Urano simboliza o céu, as estrelas. Precisa de luz a todo momento, vivendo e absorvendo a iluminação. Era um tipo de deus que temia o poder de outros deuses, mesmo que eles fossem seus filhos. Após terem os 12 titãs, Géia e Urano tiveram mais seis filhos, e o pai, temendo que seus poderes ficassem grandes demais, prendeu a nova prole no útero da mãe novamente.
Essa prisão materna era especialmente perversa para Géia, que pediu ajuda dos primeiros filhos para libertar da prisão, ela e seus irmãos, do castigo perverso do pai.

O único que aceitou salvar a mãe e seus irmãos foi Cronos. A tirania do pai o afetava, e ele estava cansado de ver Urano como um genitor apenas, alguém que desconhece a função paterna, que estaria ali simplesmente para gerar, e para afirmar sua própria masculinidade. Urano não demonstrava nenhuma culpa ou angústia perante os filhos, os vendo como algo que nasceu para servi-lo, e não ameaçá-lo.

Perante a tirania, Cronos decide agir e castra seu pai, Urano. Assim liberta os seus irmãos da prisão na mãe, e inaugura a era do pai patriarcal, o pai agente da lei. A partir dele, o ego não estaria mais à mercê do mundo, e não lutaria apenas pela sobrevivência; não estaria mais entregue aos impulsos.

O filho Cronos começa a inserir-se no mundo da cultura, dos limites e da construção existencial.

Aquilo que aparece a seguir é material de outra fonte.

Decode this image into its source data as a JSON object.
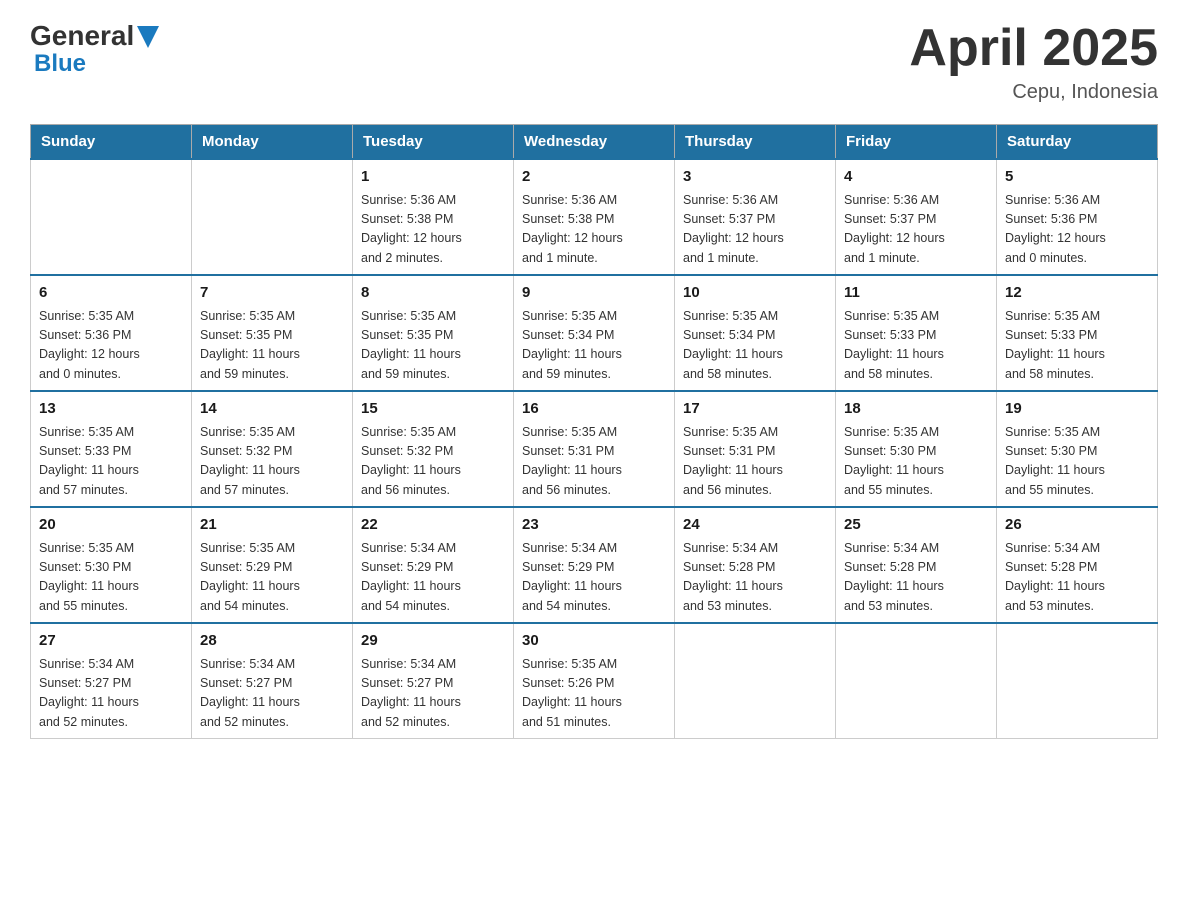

Com o simbolismo do ato de violência contra o pai, começa então a se deslocar de uma posição passiva para uma posição mais ativa no mundo.

A simbologia da mitologia grega explicita que não é papel do pai ser tirânico e mercurial. É função primordial do pai direcionar luz para seus filhos, pois a vida irá florescer novamente em sua prole. A lei da natureza determina que há o tempo do pai, e há o tempo do filho, e que eles não podem ser conflitantes e sim complementares.

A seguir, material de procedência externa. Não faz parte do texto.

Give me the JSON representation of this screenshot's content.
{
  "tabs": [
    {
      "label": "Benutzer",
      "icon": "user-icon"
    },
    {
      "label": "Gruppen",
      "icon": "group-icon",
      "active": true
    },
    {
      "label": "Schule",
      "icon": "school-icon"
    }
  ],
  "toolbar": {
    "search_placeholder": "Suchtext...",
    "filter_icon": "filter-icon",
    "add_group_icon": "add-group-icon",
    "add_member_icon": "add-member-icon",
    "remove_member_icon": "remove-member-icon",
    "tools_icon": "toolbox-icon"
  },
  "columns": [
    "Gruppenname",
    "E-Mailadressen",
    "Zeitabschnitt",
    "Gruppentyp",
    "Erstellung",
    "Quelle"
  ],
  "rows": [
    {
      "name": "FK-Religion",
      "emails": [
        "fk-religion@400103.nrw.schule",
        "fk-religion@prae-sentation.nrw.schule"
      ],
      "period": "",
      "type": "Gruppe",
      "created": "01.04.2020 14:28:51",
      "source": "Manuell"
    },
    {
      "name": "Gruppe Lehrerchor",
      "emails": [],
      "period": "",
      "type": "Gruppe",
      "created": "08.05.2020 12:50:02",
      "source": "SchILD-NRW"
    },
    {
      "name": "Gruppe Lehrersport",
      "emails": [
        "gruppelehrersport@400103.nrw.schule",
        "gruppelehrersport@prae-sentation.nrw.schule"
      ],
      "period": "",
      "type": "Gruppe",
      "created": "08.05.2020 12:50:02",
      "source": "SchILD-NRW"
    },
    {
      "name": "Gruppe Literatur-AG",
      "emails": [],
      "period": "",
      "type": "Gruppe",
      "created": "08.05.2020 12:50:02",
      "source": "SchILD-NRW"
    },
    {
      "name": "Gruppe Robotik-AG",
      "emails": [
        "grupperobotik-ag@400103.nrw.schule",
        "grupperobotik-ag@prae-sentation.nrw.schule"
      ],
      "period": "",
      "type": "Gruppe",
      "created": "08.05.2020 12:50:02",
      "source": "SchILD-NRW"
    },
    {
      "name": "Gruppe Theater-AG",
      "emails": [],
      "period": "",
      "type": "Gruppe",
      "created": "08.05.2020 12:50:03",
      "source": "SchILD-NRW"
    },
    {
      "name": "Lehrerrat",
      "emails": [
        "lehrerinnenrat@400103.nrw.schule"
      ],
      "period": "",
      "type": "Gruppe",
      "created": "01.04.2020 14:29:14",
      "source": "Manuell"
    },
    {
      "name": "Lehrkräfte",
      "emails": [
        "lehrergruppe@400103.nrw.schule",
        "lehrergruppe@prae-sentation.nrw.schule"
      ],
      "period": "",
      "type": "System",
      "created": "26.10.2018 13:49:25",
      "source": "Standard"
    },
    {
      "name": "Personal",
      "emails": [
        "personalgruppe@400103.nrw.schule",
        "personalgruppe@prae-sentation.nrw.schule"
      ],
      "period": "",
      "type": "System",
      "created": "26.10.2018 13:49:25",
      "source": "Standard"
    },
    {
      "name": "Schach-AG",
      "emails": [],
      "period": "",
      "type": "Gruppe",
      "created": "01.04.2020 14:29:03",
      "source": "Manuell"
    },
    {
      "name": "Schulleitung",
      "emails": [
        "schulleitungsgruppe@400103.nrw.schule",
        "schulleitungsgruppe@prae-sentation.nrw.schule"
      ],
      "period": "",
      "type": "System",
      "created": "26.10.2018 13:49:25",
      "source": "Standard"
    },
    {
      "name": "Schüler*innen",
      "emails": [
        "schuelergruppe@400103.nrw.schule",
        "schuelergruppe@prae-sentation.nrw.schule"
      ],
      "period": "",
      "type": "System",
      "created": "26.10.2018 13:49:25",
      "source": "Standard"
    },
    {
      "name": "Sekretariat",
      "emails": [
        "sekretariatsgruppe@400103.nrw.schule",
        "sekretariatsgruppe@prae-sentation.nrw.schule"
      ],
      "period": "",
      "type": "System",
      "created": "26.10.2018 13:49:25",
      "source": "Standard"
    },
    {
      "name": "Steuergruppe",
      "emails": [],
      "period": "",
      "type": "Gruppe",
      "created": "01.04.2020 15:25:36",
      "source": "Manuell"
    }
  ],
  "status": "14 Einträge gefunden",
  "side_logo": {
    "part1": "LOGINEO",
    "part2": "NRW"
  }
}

O exemplo de Cronos também evidencia que contra um pai tirano restam poucas opções, e quando a tirania recai sobre filhos, com a complacência ou submissão da companheira, o resultado pode ser desastroso.

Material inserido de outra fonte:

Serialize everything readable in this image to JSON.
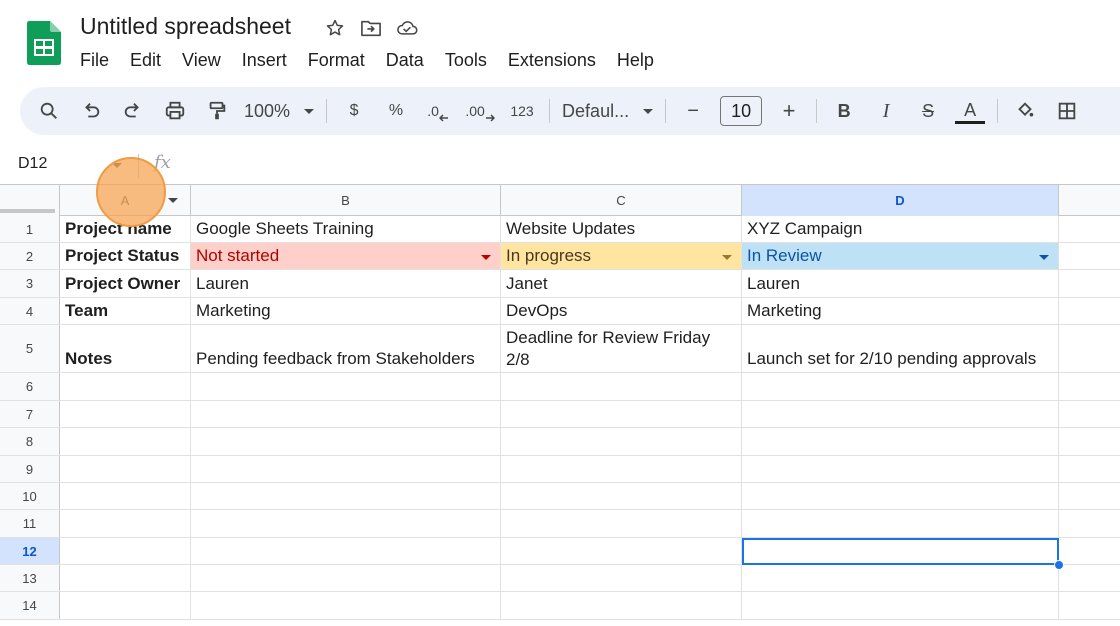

Nos espólios da guerra, territórios antes conquistados podem ser perdidos. E embora a relação entre pais e filhos possam ser por vezes conflituosas, existem limites a serem obedecidos. Quando se busca a luz, a qualquer custo, sombras podem encobrir as próprias vitórias.

E pior: quando há uma disputa visceral pela luz e pelos holofotes, as consequências podem recair sobre os que dependem dos líderes, e fazer com que o Olimpo , antes buscado como ideal, passe a ficar cada vez mais distante.